Seçilmiş, "Bu durumun yalnızca sosyal ilişkileri değil, iş dünyasındaki güvene dayalı süreçleri de doğrudan etkilemesi bekleniyor. İş mülakatları, finansal pazarlıklar, yatırım görüşmeleri, yüksek profilli iş birlikleri ya da uluslararası toplantılar gibi karşılıklı güvenin temel olduğu ortamlarda, ekran karşısındaki kişinin gerçekten o kişi olduğundan emin olamamak ciddi sorunlara yol açabilir. Bu belirsizlik, tarafların yeniden fiziksel olarak bir araya gelme ihtiyacını doğurabilir ve dijitalleşmenin sağladığı verimlilik avantajlarını sekteye uğratabilir. Belki de bizi, tekrar tokalaştığımız, aynı masada göz göze geldiğimiz ve güveni yeniden insan temasında aradığımız bir döneme geri döndürecek" diye konuştu.

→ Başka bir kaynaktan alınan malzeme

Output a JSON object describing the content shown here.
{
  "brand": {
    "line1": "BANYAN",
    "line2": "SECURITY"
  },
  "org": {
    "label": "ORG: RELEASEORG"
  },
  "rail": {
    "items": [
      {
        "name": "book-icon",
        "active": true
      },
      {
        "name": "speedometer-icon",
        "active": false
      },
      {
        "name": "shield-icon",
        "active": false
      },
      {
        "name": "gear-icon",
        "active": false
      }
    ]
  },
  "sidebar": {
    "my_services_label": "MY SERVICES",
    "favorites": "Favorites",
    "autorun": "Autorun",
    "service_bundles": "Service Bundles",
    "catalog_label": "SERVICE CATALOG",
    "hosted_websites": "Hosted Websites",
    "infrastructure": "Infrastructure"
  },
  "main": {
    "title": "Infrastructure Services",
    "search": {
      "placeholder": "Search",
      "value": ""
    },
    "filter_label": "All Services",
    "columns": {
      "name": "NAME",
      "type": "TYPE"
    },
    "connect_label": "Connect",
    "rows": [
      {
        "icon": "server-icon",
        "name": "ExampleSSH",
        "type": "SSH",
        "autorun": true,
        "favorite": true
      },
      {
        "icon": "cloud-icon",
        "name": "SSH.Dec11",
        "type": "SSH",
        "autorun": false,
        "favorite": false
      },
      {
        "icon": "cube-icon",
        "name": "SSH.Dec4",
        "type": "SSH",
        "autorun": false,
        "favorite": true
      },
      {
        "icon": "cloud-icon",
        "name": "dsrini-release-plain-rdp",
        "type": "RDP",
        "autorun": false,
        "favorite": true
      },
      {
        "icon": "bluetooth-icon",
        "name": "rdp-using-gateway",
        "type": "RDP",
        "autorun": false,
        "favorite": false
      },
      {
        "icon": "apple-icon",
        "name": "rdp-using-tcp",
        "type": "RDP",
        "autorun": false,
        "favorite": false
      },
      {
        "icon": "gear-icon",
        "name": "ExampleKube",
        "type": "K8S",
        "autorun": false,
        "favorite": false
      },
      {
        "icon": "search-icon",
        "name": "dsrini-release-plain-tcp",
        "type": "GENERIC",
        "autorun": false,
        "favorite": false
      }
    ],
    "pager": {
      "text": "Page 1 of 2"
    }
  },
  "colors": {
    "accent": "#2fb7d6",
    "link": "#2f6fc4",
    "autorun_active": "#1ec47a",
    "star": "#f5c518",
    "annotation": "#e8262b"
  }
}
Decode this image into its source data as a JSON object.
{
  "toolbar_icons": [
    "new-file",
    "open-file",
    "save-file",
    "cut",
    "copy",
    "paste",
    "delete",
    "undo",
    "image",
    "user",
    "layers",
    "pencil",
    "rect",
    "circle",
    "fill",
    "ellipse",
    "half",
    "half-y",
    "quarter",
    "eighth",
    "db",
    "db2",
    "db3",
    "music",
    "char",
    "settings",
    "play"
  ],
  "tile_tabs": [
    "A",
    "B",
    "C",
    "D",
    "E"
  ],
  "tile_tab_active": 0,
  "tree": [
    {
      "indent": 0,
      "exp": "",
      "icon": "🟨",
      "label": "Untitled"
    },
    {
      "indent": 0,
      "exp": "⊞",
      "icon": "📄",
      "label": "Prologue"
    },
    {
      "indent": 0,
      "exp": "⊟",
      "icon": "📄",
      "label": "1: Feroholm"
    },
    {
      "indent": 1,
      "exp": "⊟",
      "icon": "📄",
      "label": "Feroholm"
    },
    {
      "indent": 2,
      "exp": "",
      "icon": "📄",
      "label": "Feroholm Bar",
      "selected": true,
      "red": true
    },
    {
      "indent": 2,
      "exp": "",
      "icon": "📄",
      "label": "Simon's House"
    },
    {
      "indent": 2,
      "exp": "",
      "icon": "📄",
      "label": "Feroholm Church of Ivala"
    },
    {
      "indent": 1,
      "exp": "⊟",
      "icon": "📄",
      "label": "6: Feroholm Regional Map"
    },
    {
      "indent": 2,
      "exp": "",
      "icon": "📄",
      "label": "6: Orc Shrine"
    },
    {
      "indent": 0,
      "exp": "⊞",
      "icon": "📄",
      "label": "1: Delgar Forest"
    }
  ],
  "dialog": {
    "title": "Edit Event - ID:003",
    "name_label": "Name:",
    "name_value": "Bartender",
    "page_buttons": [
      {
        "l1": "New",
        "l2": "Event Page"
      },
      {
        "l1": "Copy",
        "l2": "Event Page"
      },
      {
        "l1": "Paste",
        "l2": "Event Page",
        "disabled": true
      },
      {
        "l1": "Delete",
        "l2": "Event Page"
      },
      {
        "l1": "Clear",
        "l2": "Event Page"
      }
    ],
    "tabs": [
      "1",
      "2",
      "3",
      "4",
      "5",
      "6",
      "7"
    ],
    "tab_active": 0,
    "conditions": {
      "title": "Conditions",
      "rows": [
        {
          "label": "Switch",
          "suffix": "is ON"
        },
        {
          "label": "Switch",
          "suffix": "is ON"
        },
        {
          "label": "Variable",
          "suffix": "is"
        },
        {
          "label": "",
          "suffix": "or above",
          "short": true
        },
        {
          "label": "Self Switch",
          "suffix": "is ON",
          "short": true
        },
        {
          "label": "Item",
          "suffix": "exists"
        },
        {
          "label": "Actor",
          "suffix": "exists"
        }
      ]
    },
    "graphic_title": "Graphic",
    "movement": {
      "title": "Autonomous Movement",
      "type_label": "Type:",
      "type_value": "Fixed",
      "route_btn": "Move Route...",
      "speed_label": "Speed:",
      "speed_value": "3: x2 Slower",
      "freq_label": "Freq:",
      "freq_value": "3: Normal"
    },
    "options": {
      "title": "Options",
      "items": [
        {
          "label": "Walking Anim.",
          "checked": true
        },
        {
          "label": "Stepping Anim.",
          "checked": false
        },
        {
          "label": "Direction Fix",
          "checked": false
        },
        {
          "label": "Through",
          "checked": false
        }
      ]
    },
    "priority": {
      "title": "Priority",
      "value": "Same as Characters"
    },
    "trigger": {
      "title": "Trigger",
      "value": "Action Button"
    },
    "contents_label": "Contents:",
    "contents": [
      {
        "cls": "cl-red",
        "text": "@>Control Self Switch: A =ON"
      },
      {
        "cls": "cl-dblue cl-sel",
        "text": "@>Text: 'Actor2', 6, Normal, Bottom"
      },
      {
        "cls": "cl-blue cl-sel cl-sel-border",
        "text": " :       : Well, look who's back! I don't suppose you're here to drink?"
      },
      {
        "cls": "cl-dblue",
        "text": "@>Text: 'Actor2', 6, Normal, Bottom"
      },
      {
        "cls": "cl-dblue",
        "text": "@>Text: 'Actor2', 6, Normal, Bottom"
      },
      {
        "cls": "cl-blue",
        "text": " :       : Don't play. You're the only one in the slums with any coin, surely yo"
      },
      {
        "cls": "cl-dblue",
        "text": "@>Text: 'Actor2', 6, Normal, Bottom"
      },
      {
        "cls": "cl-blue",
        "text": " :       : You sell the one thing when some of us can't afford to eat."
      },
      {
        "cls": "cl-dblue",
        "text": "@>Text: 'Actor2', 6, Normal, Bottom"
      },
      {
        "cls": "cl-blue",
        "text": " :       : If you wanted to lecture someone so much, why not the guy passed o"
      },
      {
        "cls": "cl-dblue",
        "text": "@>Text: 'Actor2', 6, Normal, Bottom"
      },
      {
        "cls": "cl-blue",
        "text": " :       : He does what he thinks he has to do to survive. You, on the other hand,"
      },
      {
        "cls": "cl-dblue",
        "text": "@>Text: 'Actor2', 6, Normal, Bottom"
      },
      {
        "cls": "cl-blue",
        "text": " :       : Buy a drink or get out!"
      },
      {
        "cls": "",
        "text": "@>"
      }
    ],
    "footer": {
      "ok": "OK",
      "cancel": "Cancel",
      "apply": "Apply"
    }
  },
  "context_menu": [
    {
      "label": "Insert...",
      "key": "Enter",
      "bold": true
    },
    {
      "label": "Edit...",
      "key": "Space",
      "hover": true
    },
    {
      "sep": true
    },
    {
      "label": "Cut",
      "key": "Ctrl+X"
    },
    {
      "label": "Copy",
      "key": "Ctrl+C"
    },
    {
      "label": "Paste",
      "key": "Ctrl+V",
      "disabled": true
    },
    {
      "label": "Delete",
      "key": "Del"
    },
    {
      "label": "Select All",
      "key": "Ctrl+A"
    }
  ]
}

'BU TEKNOLOJİYİ TÜPE GERİ SOKAMAZSINIZ'
Deepfake teknolojisinin tıpkı diş macunu gibi 'bir kez çıktıktan sonra tüpe geri sokulamayacağını' belirten Seçilmiş, bu tehditle mücadele etmek için yalnızca teknolojik değil, hukuki ve etik altyapının da güçlendirilmesi gerektiğini aktardı.
“1990'larda bilgisayar virüslerine karşı nasıl antivirüsler geliştirdiysek, bugün de sentetik içeriklere karşı etik, denetleyici ve tespit edici araçlar geliştirmemiz gerekiyor" diyen Seçilmiş, bu sürecin devlet, özel sektör, akademi ve sivil toplum örgütleri gibi farklı paydaşları bir araya getiren bir seferberlik gerektirdiğini ifade etti.
'KÜRESEL VE ULUSAL ÖNLEMLER HENÜZ YETERSİZ'
Seçilmiş, "Avrupa Birliği, Yapay Zeka Yasası (AI Act) ve Dijital Hizmetler Yasası (DSA) gibi düzenlemelerle sentetik içeriklerin etik ve şeffaf bir şekilde yayınlanmasını sağlamaya yönelik kurallar getirmeye çalışıyor. Çin, bu alanda oldukça katı düzenlemeler uygularken ABD, yalnızca eyalet düzeyinde kısmi çözümler sunabiliyor. Türkiye'de, halihazırda yürürlükte olan Dezenformasyon Yasası, bu içeriklerin yol açabileceği negatif sonuçlara karşı hukuki bir zemin sunsa da, sentetik içeriklerle ilgili kapsamlı bir düzenleme henüz oluşturulmuş değil" değerlendirmesinde bulundu.
'ETİKETLEME YETERLİ Mİ?'
Seçilmiş, "Teknoloji devlerinin deepfake içerikleri etiketleme zorunluluğu getirmesi, atılmış olumlu adımlar arasında yer alıyor. Bununla birlikte, açık kaynaklı ve kurumsal araçlarla sentetik içerik tespiti sağlayan yazılımlar da geliştiriliyor. Mevcut teknoloji ve altyapı kötü niyetli kişilerle başa çıkmak için henüz yeterli değil" dedi.
DOĞRU BİLGİ VE ALINACAK ÖNLEMLER
Öğr. Gör. Tolga Seçilmiş, yapay zeka destekli içeriklerin hızla yaygınlaştığı bir dijital ortamda, özellikle kurumsal karar süreçlerinin ciddi risklerle karşı karşıya olduğunu belirtti. Seçilmiş, "Gerek kamu gerekse özel sektör, bu yeni tehditlere karşı uzman desteğiyle risk analizleri yapmalı, uzun vadeli stratejiler geliştirmeli ve dijital altyapılarını yeniden gözden geçirmelidir. Önümüzdeki birkaç yıl içinde yaşanması muhtemel dönüşümlere şimdiden hazırlıklı olmanın, sadece krizleri önlemek değil, aynı zamanda sağlıklı ve doğru bilgiye dayalı kararlar alabilmek için kritik önem taşıyor" diye konuştu.